When the stomach fails at making enough glycoprotein called intrinsic factor (IF), the bodies intestinal tract can no longer effectively absorb B12 (Rogers et al., 2023). Intrinsic factor, which is produced by the parietal cells in the gastric mucosa, can bind to vitamin B12 so that it can be sufficiently absorbed. When there is a deficiency of this glycoprotein, the impaired absorption leads to pernicious anemia (Gueant et al., 2022; Rogers et al., 2023). Pernicious anemia is primarily caused due to an autoimmune condition that results in the destruction of the parietal gastric cells, damage caused by antibodies that are made to work against the intrinsic factor (Htut et al., 2021).

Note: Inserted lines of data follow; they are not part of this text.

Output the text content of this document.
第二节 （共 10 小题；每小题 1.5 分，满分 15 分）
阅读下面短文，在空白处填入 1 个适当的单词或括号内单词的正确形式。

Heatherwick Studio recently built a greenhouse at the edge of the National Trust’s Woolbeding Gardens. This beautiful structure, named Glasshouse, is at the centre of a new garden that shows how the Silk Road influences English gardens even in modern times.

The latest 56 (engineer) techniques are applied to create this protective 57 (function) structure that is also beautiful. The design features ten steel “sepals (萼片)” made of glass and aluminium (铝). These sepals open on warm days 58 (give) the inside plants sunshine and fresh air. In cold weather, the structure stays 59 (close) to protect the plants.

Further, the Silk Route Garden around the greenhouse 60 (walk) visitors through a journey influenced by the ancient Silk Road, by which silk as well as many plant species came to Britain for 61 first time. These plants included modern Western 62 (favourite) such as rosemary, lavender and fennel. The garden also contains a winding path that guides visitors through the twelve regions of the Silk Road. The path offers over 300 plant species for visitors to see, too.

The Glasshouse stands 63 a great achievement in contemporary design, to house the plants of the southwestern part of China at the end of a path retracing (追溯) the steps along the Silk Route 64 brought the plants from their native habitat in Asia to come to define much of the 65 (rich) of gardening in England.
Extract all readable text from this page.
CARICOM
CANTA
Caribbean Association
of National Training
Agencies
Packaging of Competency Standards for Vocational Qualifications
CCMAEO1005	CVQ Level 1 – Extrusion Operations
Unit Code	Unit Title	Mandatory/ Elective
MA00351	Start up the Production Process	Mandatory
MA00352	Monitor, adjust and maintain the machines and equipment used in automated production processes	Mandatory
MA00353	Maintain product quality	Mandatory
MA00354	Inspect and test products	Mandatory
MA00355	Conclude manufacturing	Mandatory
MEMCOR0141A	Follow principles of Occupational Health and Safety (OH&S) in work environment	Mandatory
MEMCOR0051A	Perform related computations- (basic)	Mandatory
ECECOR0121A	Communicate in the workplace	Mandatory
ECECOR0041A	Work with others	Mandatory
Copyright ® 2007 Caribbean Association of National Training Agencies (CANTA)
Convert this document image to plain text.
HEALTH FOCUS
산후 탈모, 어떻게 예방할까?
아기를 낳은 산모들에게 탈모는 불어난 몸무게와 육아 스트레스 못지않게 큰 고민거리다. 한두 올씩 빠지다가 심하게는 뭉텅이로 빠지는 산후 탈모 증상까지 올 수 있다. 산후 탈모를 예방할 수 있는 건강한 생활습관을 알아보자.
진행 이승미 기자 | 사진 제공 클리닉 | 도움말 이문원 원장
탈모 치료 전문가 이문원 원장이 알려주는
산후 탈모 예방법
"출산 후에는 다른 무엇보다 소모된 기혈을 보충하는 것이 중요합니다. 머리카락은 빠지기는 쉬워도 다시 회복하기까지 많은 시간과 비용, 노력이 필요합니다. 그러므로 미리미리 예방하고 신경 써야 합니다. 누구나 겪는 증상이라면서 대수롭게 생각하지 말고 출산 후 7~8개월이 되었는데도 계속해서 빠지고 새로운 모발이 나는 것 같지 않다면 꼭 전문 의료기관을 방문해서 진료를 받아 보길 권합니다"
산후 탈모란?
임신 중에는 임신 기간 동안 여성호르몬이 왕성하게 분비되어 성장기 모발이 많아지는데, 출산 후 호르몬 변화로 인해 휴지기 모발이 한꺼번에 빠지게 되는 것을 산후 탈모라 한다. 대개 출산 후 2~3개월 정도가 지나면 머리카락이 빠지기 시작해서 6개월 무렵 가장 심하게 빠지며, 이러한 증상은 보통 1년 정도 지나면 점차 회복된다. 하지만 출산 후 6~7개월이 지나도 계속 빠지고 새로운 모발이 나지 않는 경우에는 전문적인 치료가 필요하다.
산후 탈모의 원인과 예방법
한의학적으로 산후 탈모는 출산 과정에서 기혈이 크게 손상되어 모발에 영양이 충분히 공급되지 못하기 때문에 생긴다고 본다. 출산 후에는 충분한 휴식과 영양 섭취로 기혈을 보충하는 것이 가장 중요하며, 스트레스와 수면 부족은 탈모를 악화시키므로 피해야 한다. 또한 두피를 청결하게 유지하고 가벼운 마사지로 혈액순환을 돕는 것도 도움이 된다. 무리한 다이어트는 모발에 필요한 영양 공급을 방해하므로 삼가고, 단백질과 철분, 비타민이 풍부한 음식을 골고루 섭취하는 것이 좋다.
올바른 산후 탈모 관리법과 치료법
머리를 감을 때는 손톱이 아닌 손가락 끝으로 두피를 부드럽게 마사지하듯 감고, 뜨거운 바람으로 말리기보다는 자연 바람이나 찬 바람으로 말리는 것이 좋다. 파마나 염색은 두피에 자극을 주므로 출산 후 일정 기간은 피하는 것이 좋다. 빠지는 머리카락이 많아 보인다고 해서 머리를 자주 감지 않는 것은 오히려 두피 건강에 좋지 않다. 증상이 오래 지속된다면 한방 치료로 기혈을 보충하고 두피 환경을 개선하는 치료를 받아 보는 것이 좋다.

The red blood cells count can drop as the body struggle to produce enough new RBC's due to low levels of B12.
Further, Htut et al., (2021) establish that red blood cells that are produced in bone marrow are large and abnormally shaped which is known as macrocytic megaloblastic anemia. There are several risk factors for the development of pernicious anemia. Being of European and Scandanavian descent, over the age of 60, and having a genetic predisposition (family history) puts you at higher risk for development (Gueant et al., 2022; Rogers, 2023). Other risk factors include gastrointestinal surgery and inadequate nutrition.
Symptoms can include paresthesia's in the extremities, jaundice, weakness, shortness of breath, and fatigue (Rogers, 2023; Gueant, 2022). Diagnosing early can prevent permanent damage to the body. Treatment options include addressing the underlying cause. Other treatment options include intramuscular injections of B12, which is typically hydroxocobalamin and cyanocobalamin (Gueant et al., 2022). Further treatment options can be necessary. Additional treatment and changes that a person can make are taking daily supplements, using B12 nasal spray, and consuming foods high in vitamin B12. Treatment for this condition is usually lifelong (Rogers, 2023; Gueant et al., 2022). Consistent monitoring of B12 levels is necessary in coordination with your primary care provider (Htut et al., 2021).
References
Guéant, J.-L., Guéant-Rodriguez, R.-M., & Alpers, D. (2022). Vitamin B12 absorption and Malabsorption. Vitamins and Hormones, 241-274.
Htut, T. W., Thein, K. Z., & Oo, T. H. (2021). Pernicious anemia: Pathophysiology and diagnostic difficulties. Journal of Evidence-Based Medicine, 14(2), 161-169.
Rogers, J. L., Brashers, V. L., McCance, K. L., & Huether, S. E. (2023). McCance & Huether's pathophysiology: The biologic basis for disease in adults and children. Elsevier.